Basic information from the world of oils
Basic terms and definitions
Viscosity is a level of a resistance of a liquid to flowing.
All oils are classified to viscosity classes according to:
- SAE (motor and gearbox oils)
- ISO (industrial oils)
A lower viscosity puts less resistance to movement but it doesn’t ensure a reliable lubrication.
A higher viscosity lowers the wear of the friction surfaces but increases the energy consumption.
The SAE classification of the motor oils distinguishes 6 winter classes W from 0W up to 25W and 5 summer classes from 20 to 60. For the gearbox oils, there are 3 winter W classes from 75W to 85W and three summer classes from 90 to 250. The summer classes have defined viscosities at 100 °C and winter classes at different temperatures below zero.
The multigrade oils may comprise both, SAE winter and summer classes at the same time.
The ISO classification sorts the oils according to their kinematic viscosity at 40 °C.
Performance level – the capacity to work in difficult conditions.
The performance level is most often given by the API specification for motor and gearbox oils as well as by the ISO specification for industrial oils. The specifications lay down the minimum values for the industrial and engine tests the respective oils has to pass.
In Europe, the specifications of performance levels are also issued by the ACEA – European Automobile Manufacturers’ Association and such significant car makers as MB, MAN, VW, VOLVO etc.
Fuel saving (Full Efficiency) – is achieved by use of less viscosity oils and friction modifiers.
The properties of the lubrication oils depend on their composition. The lubrication oils consists of the basic oil and viscosity and performance additives.
Basic oils are most often petroleum oils but synthetic oils are increasingly expanding (polyalphaoleffins, esters etc.). The basic oils themselves cannot fulfill the requirements of the current specifications and that is why the properties are improved by additives.

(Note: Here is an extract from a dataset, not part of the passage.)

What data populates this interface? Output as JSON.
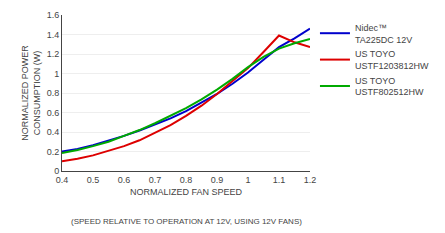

Viscosity ingredients increase the viscosity at higher temperatures and only slightly the viscosity at temperatures below 0 °C. As usual, they are polymers.
Performance additives improve the resistance to oxidation, lubricating capacity, detergent and dispersive properties and anti-corrosion protection.
SAE (Society of Automotive Engineers) American agency that was found at the beginning of the last century and its specifications is recognized in the whole world.
API ( American Petroleum Institute), American agency that was found at the beginning of the last century and its specifications is recognized in the whole world.
ACEA (Association des Constructeurs Européens des Automobiles) – Association of European Car Makers.
ISO (International Standard Organization) is active in the field of standardization.